One important characteristic of eye-tracking devices that was not examined in this study is the tracking range. Evaluating this range is difficult because it differs considerably across participants. If participants have long eyelashes or narrow eyes, GazeParser may encounter difficulty in pupil detection, as with other video-based eyetrackers, and, therefore, narrow the tracking range. When the eye rotates away from the center, the Purkinje image leaves from the cornea surface. In this situation, the GazeParser cannot estimate gaze position reliably. The range of eye rotation within which the Purkinje image stays on the cornea surface appears to depend on cornea shape. Individual differences in these factors affect the tracking range of GazeParser.
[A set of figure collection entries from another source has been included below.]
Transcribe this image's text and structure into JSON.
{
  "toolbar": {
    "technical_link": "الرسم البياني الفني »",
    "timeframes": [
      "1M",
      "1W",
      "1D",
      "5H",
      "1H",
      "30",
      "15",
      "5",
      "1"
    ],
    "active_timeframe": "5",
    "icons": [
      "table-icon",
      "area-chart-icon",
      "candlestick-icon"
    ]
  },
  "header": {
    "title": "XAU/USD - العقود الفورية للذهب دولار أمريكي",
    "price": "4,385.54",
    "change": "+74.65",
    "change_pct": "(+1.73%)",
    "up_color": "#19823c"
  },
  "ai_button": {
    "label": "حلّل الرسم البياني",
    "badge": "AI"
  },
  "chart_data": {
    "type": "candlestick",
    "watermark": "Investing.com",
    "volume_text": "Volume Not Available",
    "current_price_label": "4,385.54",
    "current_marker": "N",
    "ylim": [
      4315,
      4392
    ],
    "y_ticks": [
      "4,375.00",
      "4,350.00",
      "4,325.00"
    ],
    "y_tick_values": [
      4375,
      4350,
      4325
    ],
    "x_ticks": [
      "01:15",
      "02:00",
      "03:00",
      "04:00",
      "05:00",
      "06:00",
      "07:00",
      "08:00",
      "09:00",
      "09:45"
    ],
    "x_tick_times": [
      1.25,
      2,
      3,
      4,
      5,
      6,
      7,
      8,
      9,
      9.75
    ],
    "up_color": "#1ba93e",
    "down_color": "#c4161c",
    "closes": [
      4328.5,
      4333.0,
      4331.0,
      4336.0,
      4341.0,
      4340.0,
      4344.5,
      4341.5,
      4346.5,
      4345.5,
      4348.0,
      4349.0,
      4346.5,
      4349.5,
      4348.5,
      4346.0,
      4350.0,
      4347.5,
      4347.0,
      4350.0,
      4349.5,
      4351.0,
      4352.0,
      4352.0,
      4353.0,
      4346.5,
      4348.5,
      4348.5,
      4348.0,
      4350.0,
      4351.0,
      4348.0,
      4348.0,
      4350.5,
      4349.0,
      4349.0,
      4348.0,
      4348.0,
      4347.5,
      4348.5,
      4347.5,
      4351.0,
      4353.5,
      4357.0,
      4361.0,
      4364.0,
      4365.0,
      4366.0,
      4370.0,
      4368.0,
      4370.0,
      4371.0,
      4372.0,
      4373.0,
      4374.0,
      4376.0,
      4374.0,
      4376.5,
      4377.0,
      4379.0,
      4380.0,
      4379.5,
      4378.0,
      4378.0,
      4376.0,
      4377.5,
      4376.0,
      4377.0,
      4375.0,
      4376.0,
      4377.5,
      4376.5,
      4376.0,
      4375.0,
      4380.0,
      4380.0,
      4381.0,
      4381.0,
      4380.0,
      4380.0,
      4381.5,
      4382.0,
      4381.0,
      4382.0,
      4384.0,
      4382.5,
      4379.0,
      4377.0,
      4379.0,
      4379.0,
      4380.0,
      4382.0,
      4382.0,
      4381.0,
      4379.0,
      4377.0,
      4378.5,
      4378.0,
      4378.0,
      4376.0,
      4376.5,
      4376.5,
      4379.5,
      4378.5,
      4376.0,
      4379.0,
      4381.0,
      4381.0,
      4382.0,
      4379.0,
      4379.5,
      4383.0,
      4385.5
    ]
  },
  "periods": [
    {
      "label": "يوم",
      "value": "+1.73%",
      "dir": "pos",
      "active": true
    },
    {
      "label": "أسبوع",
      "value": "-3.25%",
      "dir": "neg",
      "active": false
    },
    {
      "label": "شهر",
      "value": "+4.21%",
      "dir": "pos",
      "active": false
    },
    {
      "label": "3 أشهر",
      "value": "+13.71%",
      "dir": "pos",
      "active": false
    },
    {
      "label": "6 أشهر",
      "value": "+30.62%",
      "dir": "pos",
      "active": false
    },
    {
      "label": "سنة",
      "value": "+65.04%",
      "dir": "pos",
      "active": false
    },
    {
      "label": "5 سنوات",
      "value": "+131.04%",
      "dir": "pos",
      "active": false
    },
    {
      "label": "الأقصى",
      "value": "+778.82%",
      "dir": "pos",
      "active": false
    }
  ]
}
If detection of the pupil and the Purkinje image are not disturbed by these factors, the tracking range of GazeParser reaches approximately 30° in the horizontal and 20° in the vertical directions.

GazeParser is currently under development. The main features now in development involve recording in binocular fashion, importing data recorded by other eyetrackers, and analyzing recorded data through multiple methods. Binocular recording has been tentatively implemented and is now undergoing testing. As for data importation, GazeParser can import gaze position and some event data from an Eyelink EDF file (via edf2asc.exe, which is bundled with Eyelink) and Tobii’s tab-separated text file (Tobii Technology, Ltd.). This feature is intended to provide a common interface for analyzing data recorded by these eyetrackers and GazeParser. Further improvements are necessary for enabling importation of whole data sets from these files. To support data analysis, GazeParser currently provides Python modules to detect microsaccades according to the method proposed by Engbert and Kliegl (2003), to evaluate similarity between two gaze trajectories using ScanMatch algorithm (Cristino, Mathot, Theeuwes, & Gilchrist, 2010), and to evaluate saccade trajectory curvature. Additionally, modules for other analyses will be added in the future.

In summary, GazeParser is a low-cost solution for gaze position recording. It is an open-source software that runs on Microsoft Windows, Linux, and Mac OS X, with temporal and spatial performance that is sufficient for research use.